Struggling to survive; those seeking help highest in 100 years

The Spinoff

Aucklanders who rely on benefits say they are just “trying to survive”. Hardship support from Work and Income has amounted to a “pittance”, they say.

Advocates for Auckland Action Against Poverty (AAAP) and beneficiaries using their services say the support offered this year did not match that of the first lockdown.

Just surviving is a struggle that is seeing the demand for the Auckland City Mission’s services soar. The Mission says people seeking help over the past three months has been the highest in its 100-year history.

It is currently distributing more than 1600 food parcels every week, more than double what was being given out pre-Covid-19.

Missioner Helen Robinson says the demand shows how many people were living without enough money for food.

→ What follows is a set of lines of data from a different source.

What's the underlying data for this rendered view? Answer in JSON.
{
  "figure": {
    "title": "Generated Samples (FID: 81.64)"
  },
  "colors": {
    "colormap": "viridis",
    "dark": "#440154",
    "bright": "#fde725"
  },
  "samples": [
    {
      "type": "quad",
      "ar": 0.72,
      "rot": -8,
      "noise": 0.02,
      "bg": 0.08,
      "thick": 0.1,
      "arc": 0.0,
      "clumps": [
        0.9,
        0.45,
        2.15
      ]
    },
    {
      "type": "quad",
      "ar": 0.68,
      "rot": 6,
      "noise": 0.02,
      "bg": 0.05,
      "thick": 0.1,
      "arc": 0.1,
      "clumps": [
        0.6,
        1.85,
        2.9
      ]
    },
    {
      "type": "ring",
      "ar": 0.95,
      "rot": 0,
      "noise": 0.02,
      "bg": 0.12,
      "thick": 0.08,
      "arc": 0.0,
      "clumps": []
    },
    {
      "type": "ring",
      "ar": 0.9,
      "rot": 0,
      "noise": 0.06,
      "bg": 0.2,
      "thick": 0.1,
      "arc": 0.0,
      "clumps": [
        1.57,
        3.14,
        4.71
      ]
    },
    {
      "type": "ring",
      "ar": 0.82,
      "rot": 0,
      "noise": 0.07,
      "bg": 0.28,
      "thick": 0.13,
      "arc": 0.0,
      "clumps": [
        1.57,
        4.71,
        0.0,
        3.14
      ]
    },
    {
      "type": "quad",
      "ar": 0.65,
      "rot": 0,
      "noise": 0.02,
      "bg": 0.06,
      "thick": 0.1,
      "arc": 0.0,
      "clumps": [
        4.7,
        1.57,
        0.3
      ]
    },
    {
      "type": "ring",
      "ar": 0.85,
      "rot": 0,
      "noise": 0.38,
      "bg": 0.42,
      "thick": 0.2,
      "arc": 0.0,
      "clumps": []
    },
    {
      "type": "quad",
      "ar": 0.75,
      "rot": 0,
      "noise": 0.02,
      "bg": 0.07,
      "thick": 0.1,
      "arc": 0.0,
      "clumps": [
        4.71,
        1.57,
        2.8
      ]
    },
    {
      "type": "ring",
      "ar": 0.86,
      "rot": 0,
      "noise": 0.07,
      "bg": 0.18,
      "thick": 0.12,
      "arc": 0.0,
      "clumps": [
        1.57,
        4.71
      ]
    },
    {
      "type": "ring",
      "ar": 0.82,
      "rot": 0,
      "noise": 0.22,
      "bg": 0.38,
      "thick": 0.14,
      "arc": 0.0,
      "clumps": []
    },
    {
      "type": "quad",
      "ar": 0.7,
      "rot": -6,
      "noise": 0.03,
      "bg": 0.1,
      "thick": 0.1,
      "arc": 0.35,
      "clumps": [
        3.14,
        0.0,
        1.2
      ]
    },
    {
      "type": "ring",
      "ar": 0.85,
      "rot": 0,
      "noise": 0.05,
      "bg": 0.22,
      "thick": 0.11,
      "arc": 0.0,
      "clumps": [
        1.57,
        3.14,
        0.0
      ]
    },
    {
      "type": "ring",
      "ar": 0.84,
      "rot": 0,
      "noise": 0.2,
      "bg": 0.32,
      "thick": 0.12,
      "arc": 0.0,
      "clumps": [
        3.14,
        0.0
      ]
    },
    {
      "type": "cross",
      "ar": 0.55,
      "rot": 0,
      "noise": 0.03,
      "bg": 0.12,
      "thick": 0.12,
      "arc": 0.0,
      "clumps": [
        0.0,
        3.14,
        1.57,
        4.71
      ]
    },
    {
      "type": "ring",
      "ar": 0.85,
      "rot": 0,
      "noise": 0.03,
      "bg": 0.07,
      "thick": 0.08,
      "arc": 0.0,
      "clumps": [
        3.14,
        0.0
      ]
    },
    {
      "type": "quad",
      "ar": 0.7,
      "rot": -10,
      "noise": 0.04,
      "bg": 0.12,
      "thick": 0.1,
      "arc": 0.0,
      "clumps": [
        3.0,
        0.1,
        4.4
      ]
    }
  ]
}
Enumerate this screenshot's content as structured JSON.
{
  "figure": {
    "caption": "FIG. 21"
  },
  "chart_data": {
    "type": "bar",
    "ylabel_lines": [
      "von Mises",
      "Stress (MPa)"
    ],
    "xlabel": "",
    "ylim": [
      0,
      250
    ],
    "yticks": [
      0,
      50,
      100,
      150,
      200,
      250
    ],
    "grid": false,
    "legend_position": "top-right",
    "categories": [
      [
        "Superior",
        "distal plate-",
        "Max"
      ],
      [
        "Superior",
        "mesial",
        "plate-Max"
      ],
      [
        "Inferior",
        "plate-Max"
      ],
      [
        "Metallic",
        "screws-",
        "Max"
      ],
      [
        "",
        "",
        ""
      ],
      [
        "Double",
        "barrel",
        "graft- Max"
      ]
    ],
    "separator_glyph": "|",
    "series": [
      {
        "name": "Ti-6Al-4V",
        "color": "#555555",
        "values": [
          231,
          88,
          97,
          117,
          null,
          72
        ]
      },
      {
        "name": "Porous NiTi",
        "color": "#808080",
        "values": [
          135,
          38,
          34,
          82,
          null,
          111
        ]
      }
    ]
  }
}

“We’re conscious of people particularly who are on casual labour or even on contracts, people who have been receiving the wage subsidy gratefully – but if their rent or mortgage payments constitute a significant part of that, then what’s left over is very, very limited.”

With Christmas coming, the Mission’s worried it won’t be able to provide up to 9000 boxes of food and tens of thousands of presents for families who will otherwise go without this festive season.

The Mission is hoping for supplementary help from the public in the form of donated food and gifts, as demand this year is likely to be higher than the Mission itself can supply, Robinson says.

“In fact, we’ve been doing the most of what we can do for the last three months so this planning for Christmas is truly kind of the last draw of breath that the Mission can give this year to respond to the level of need,” she explains.

An AAAP advocate says the people they worked with “just wanted money for food”.

Scraping money together for kai often means falling behind on power, internet and water bills.

The advocate also says people saw getting a loan from the Ministry of Social Development (MSD) for clothes and household appliances as too hard during lockdown. They are just trying to survive by whatever means they can.

“I suspect that in some cases people have also found other ways of getting the money needed to survive such as allowing their school-age children to get part-time work,” the advocate suggests.

They feel the ministry workers are being “far less generous-spirited” than in last year’s lockdown.

“The response from MSD just seems to show a total failure to comprehend the enormity and seriousness of this pandemic and the problems it is causing for the very poorest members of society.”

The MSD refutes this, saying client surveys show “high levels of satisfaction” with the Ministry’s service, with 93 percent of applications for food grants approved last month.